Analysis of Investment Logic of Chinese Paper Producers
On May 12th, 2021, Paper Excellence and Domtar announced strategic agreement whereby Paper Excellence will acquire all the issued and outstanding shares of Domtar for $55.50 per share, in cash or about 3 billion US dollars.
According to Domtar's investor report in March 2021, Domtar currently owns:
· 2.1 million metric tons of market pulp capacity of which 0.8 million metric tons is dissolving pulp, mainly serving hygiene product applications.
· 1.2 million metric tons of NBKP (Northern Bleached Kraft Pulp) capacity primarily sold to tissue producers and specialty paper producers worldwide, 24% of which is sold into China market.
· 1.8 million metric tons of LBKP (Leaf Bleached Kraft Pulp) capacity of which 1.7 million metric tons is consumed internally for UFS production, and 100,000 metric tons is sold on the open market.
Domtar’s NBKP capacity which secures 1.2 million metric tons offers synergies with Sinar Mas, an ownership affiliated company of Paper Excellence. Additionally, the acquired NBKP could facilitate Sinar Mas further expansion in virgin fiber-based packaging grades that can be exported to growth markets in Asia.
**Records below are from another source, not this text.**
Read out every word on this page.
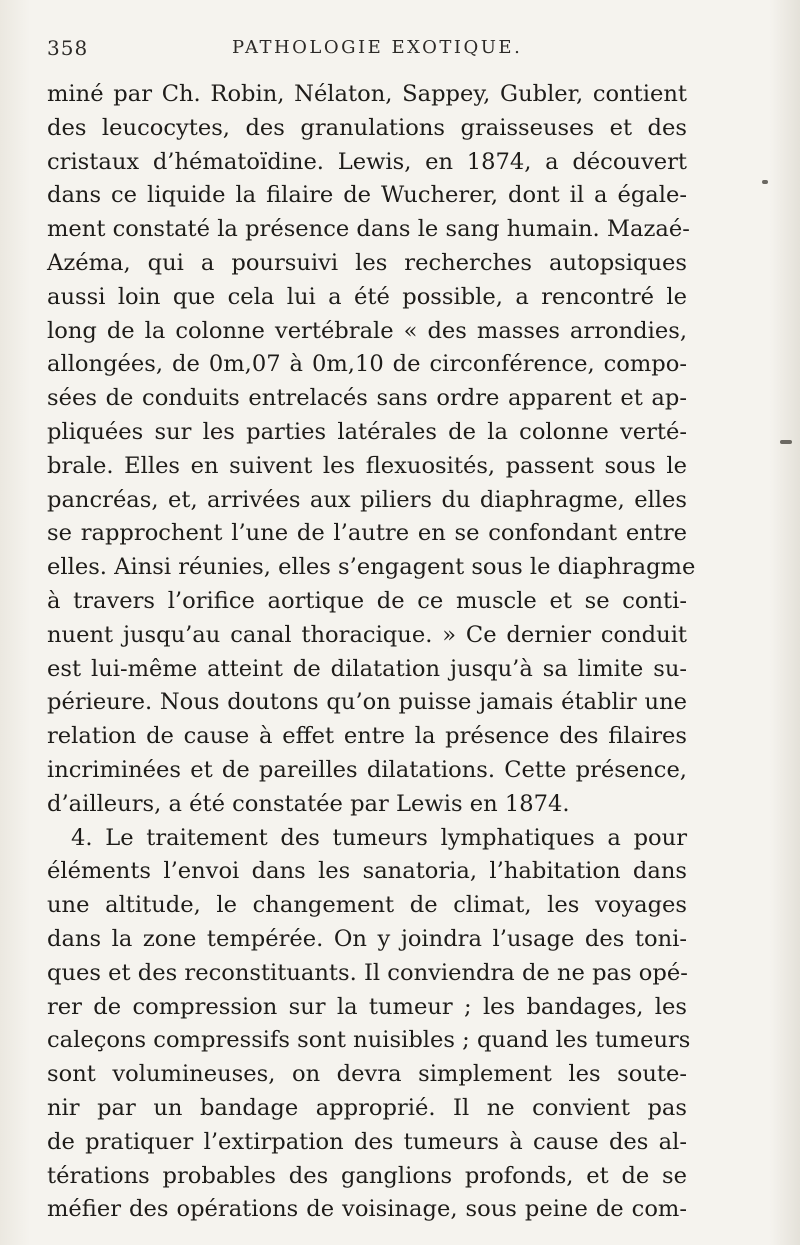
358	PATHOLOGIE EXOTIQUE.
miné par Ch. Robin, Nélaton, Sappey, Gubler, contient
des leucocytes, des granulations graisseuses et des
cristaux d’hématoïdine. Lewis, en 1874, a découvert
dans ce liquide la filaire de Wucherer, dont il a égale-
ment constaté la présence dans le sang humain. Mazaé-
Azéma, qui a poursuivi les recherches autopsiques
aussi loin que cela lui a été possible, a rencontré le
long de la colonne vertébrale « des masses arrondies,
allongées, de 0m,07 à 0m,10 de circonférence, compo-
sées de conduits entrelacés sans ordre apparent et ap-
pliquées sur les parties latérales de la colonne verté-
brale. Elles en suivent les flexuosités, passent sous le
pancréas, et, arrivées aux piliers du diaphragme, elles
se rapprochent l’une de l’autre en se confondant entre
elles. Ainsi réunies, elles s’engagent sous le diaphragme
à travers l’orifice aortique de ce muscle et se conti-
nuent jusqu’au canal thoracique. » Ce dernier conduit
est lui-même atteint de dilatation jusqu’à sa limite su-
périeure. Nous doutons qu’on puisse jamais établir une
relation de cause à effet entre la présence des filaires
incriminées et de pareilles dilatations. Cette présence,
d’ailleurs, a été constatée par Lewis en 1874.
4. Le traitement des tumeurs lymphatiques a pour
éléments l’envoi dans les sanatoria, l’habitation dans
une altitude, le changement de climat, les voyages
dans la zone tempérée. On y joindra l’usage des toni-
ques et des reconstituants. Il conviendra de ne pas opé-
rer de compression sur la tumeur ; les bandages, les
caleçons compressifs sont nuisibles ; quand les tumeurs
sont volumineuses, on devra simplement les soute-
nir par un bandage approprié. Il ne convient pas
de pratiquer l’extirpation des tumeurs à cause des al-
térations probables des ganglions profonds, et de se
méfier des opérations de voisinage, sous peine de com-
The Domtar acquisition delivers Sinar Mas with an operational cost advantage by integrating upstream raw materials such as NBKP and LBKP, with downstream operations comprising graphics grades and packaging grades.
SCOZ has analyzed this transaction and its investment logic to provide insight into the corresponding investment thesis of Chinese companies acquisitions of resource assets abroad.
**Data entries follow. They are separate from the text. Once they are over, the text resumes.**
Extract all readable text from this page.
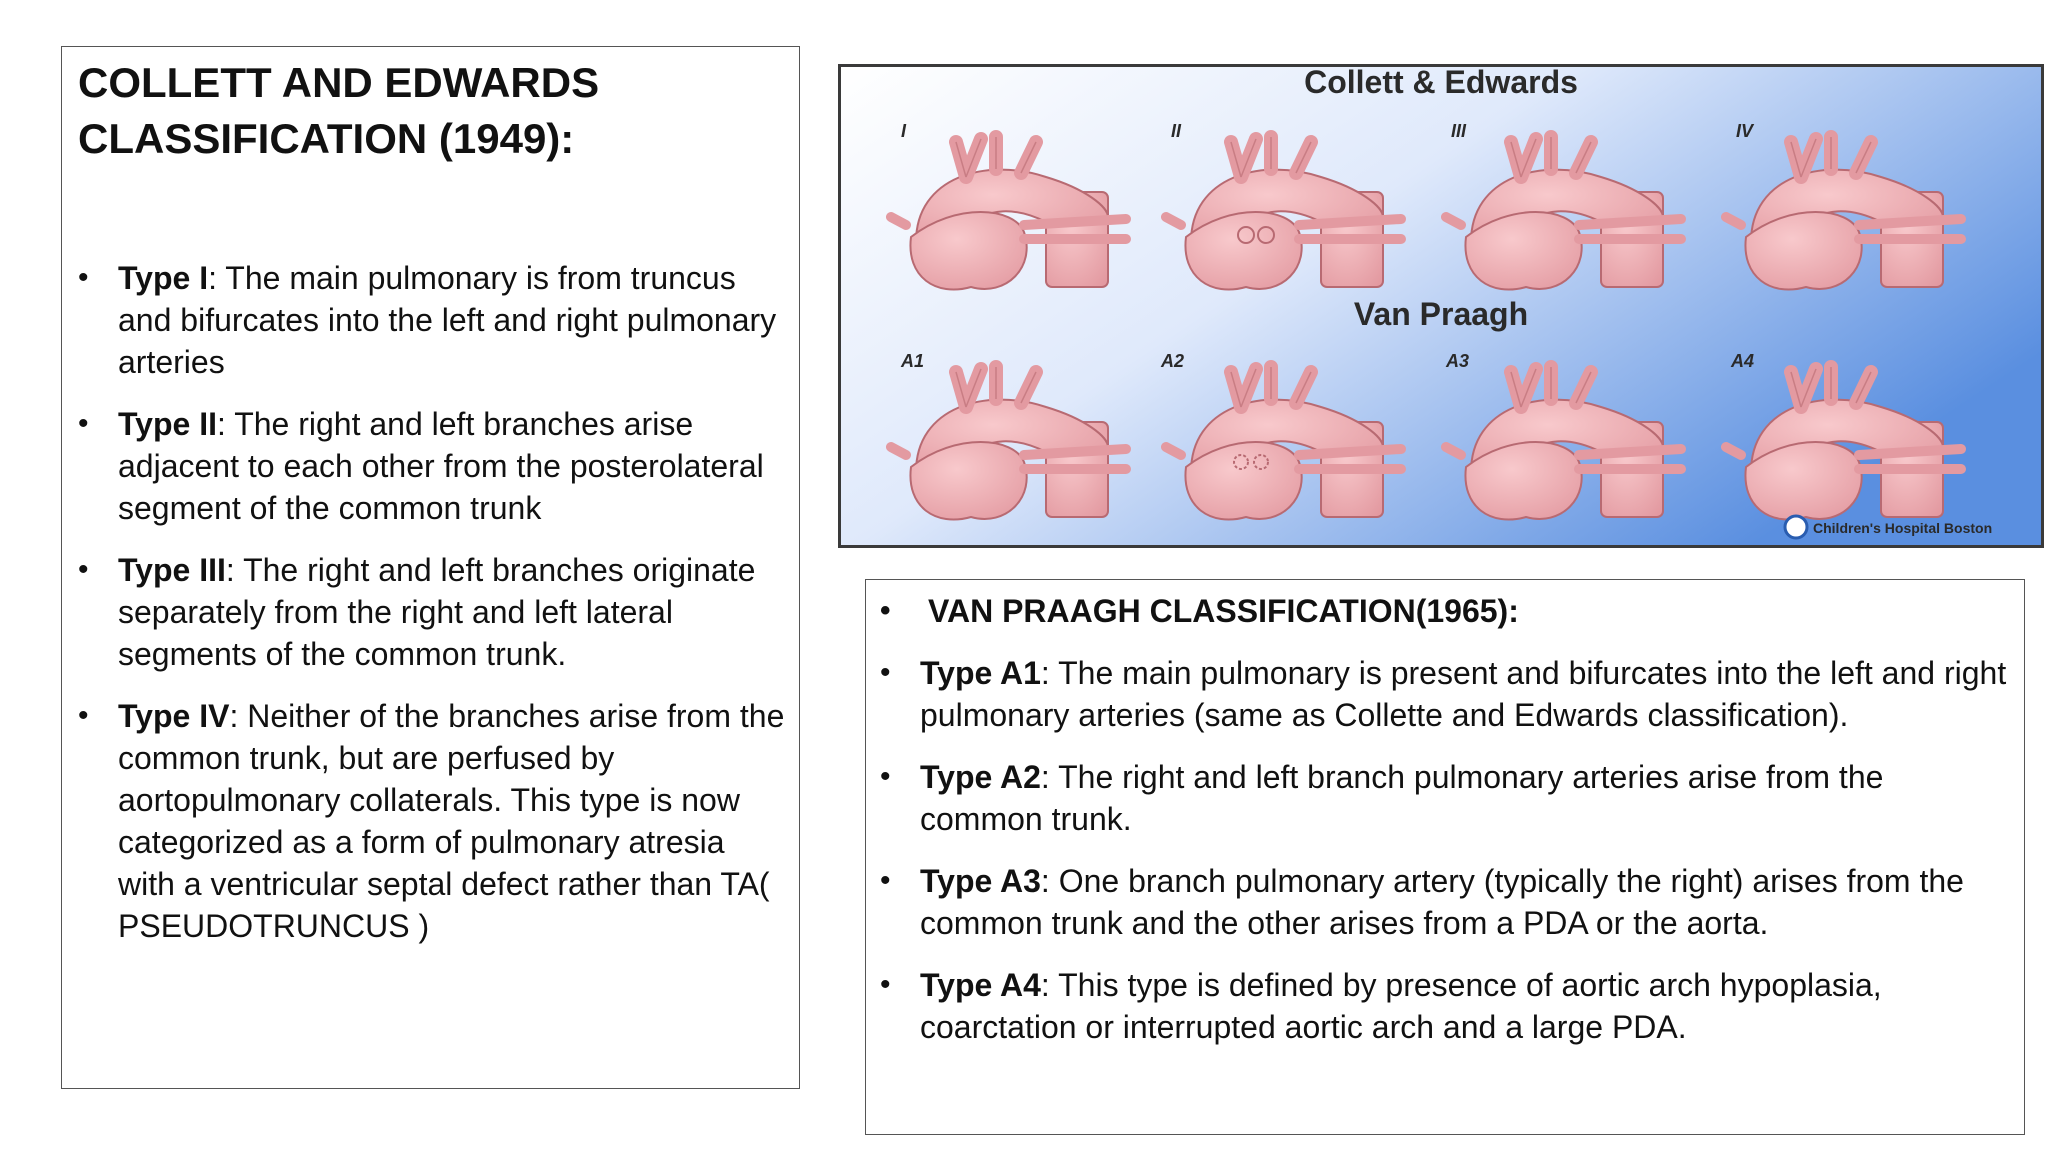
COLLETT AND EDWARDS CLASSIFICATION (1949):
• Type I: The main pulmonary is from truncus and bifurcates into the left and right pulmonary arteries
• Type II: The right and left branches arise adjacent to each other from the posterolateral segment of the common trunk
• Type III: The right and left branches originate separately from the right and left lateral segments of the common trunk.
• Type IV: Neither of the branches arise from the common trunk, but are perfused by aortopulmonary collaterals. This type is now categorized as a form of pulmonary atresia with a ventricular septal defect rather than TA( PSEUDOTRUNCUS )
Collett & Edwards
Van Praagh
I	II	III	IV
A1	A2	A3	A4
Children's Hospital Boston
• VAN PRAAGH CLASSIFICATION(1965):
• Type A1: The main pulmonary is present and bifurcates into the left and right pulmonary arteries (same as Collette and Edwards classification).
• Type A2: The right and left branch pulmonary arteries arise from the common trunk.
• Type A3: One branch pulmonary artery (typically the right) arises from the common trunk and the other arises from a PDA or the aorta.
• Type A4: This type is defined by presence of aortic arch hypoplasia, coarctation or interrupted aortic arch and a large PDA.
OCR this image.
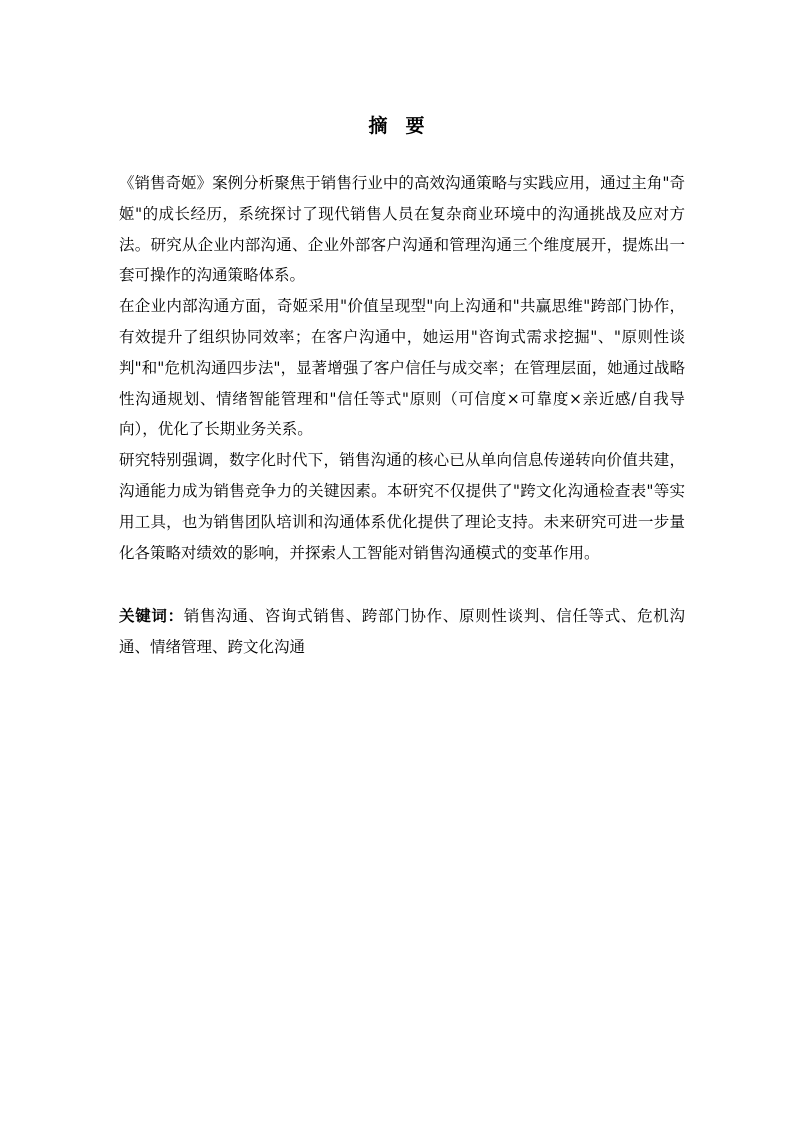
摘要

《销售奇姬》案例分析聚焦于销售行业中的高效沟通策略与实践应用，通过主角"奇姬"的成长经历，系统探讨了现代销售人员在复杂商业环境中的沟通挑战及应对方法。研究从企业内部沟通、企业外部客户沟通和管理沟通三个维度展开，提炼出一套可操作的沟通策略体系。

在企业内部沟通方面，奇姬采用"价值呈现型"向上沟通和"共赢思维"跨部门协作，有效提升了组织协同效率；在客户沟通中，她运用"咨询式需求挖掘"、"原则性谈判"和"危机沟通四步法"，显著增强了客户信任与成交率；在管理层面，她通过战略性沟通规划、情绪智能管理和"信任等式"原则（可信度×可靠度×亲近感/自我导向），优化了长期业务关系。

研究特别强调，数字化时代下，销售沟通的核心已从单向信息传递转向价值共建，沟通能力成为销售竞争力的关键因素。本研究不仅提供了"跨文化沟通检查表"等实用工具，也为销售团队培训和沟通体系优化提供了理论支持。未来研究可进一步量化各策略对绩效的影响，并探索人工智能对销售沟通模式的变革作用。

关键词：销售沟通、咨询式销售、跨部门协作、原则性谈判、信任等式、危机沟通、情绪管理、跨文化沟通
1. China’s natural resource deficit is exacerbated by its finished product manufacturing dominance. China's voracious pulp consumption has resulted in its over reliance on imports of raw materials fiber.
Fiber deficits in China has worsened with the recent RCP ban further increasing China’s reliance on imports of wood pulp and recycled pulp. Tangentially, the RCP ban has increased demand for NBKP required to produce high-end containerboard product with high fiber strength requirement.
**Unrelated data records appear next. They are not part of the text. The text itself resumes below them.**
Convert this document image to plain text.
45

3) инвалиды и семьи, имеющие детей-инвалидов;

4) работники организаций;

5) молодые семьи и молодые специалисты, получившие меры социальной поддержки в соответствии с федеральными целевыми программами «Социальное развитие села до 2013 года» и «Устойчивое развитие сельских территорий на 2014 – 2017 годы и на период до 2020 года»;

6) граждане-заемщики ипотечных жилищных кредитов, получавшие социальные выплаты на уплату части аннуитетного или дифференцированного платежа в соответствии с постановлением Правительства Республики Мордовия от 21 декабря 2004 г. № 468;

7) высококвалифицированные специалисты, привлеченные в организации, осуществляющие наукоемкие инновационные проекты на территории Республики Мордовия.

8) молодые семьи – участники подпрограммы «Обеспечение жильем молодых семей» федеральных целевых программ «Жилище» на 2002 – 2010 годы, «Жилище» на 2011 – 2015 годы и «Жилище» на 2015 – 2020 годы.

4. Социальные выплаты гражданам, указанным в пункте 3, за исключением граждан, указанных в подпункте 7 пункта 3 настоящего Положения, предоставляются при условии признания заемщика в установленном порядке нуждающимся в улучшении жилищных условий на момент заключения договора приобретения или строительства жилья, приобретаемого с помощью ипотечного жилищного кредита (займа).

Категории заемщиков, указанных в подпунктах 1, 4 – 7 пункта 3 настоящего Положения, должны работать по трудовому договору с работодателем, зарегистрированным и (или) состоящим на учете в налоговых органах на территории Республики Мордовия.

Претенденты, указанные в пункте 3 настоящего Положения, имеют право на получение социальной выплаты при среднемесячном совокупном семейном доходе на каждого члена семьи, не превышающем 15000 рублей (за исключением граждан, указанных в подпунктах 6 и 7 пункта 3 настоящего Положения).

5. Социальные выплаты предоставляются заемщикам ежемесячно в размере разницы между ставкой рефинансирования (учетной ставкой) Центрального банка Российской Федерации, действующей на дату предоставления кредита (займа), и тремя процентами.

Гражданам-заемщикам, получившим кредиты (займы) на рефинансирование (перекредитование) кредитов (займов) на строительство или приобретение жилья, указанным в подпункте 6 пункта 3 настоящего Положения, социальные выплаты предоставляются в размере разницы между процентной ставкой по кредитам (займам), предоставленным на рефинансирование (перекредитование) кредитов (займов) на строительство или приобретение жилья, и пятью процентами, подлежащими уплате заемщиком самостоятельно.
2. Lack of forest resources limits development of pulping industry in China
Compared to countries with vast forestry, the limited forestry resources in China lead to most Chinese pulp mills to import wood chips. Higher chip import cost coupled with high energy cost during production lessens the competitiveness of Chinese pulp producers when compared to its South and North American peers.
As shown below in the cost structure for some Chinese products, raw material accounts for 60% -75% of its total cost, and over 80% for other grades; figures are much lower for China’s South and North American peers.
High dependency in imported raw material limits Chinese paper producers’ ability control operating cost, and it raises operating risks from price fluctuation of global pulp market as reflected in the recent price inversion between finished tissue products and wood pulp price.
3. Increasing demand for wood pulp in China driven by announced new capacity thru 2023
New announced paper/tissue capacity by Chinese producers thru 2023 is expected to result in over 5 million incremental tons of demand for wood pulp in China market, so securing stable supply of wood fibers to support the annouced capacity is a question high on the minds of many Chinese paper producers.
CONCLUSION
China’s natural resource deficit exacerbated by its current dominance and projected future paper product manufacturing capacity continues to increase challenges to access sufficient wood pulp capacity to fiber product production in China. Challenges Chinese paper producers face in fibering its paper mills can be alleviated either by constructing greenfield pulp mills or from acquiring existing pulp producing assets overseas. Deficiency in forest resources in China coupled with related execution time and risks makes constructing greenfield pulp mills in China unlikely. M&A related to acquiring fiber to support existing and future paper capacity seems the most economically feasible solution for Chinse paper producers.
Acquisition of fiber resource assets abroad could secure raw material supply in domestic China market, reduce risk of paying price premium and thus reduce transaction cost. Furthermore, M&A as mentioned would debottleneck pulp supply that has long restricted the development of pulp and paper producers in China.
Due to the execution risks associate with cross boarder acquisitions, only a few Chinese companies have attempted it: Nine Dragon's acquisition of Catalyst Paper, Sun Paper's investment in Laos and the mentioned acquisition of Domtar by Paper Excellence are the most publicized ones.
Many Chinese firms shy away from cross boarder M&A because of their execution risks. Execution risks from language and cultural differences during transaction negotiation and post transaction integration can be mitigated by working with advisors resourced with members with sell side/buy side cultural and language expertise. The right advisors will ensure M&A targets are strategically aligned with the acquirer’s objectives, the target can be successfully integrated culturally, and the target is correctly valued to maximize its commercial return to the Chinese acquirer.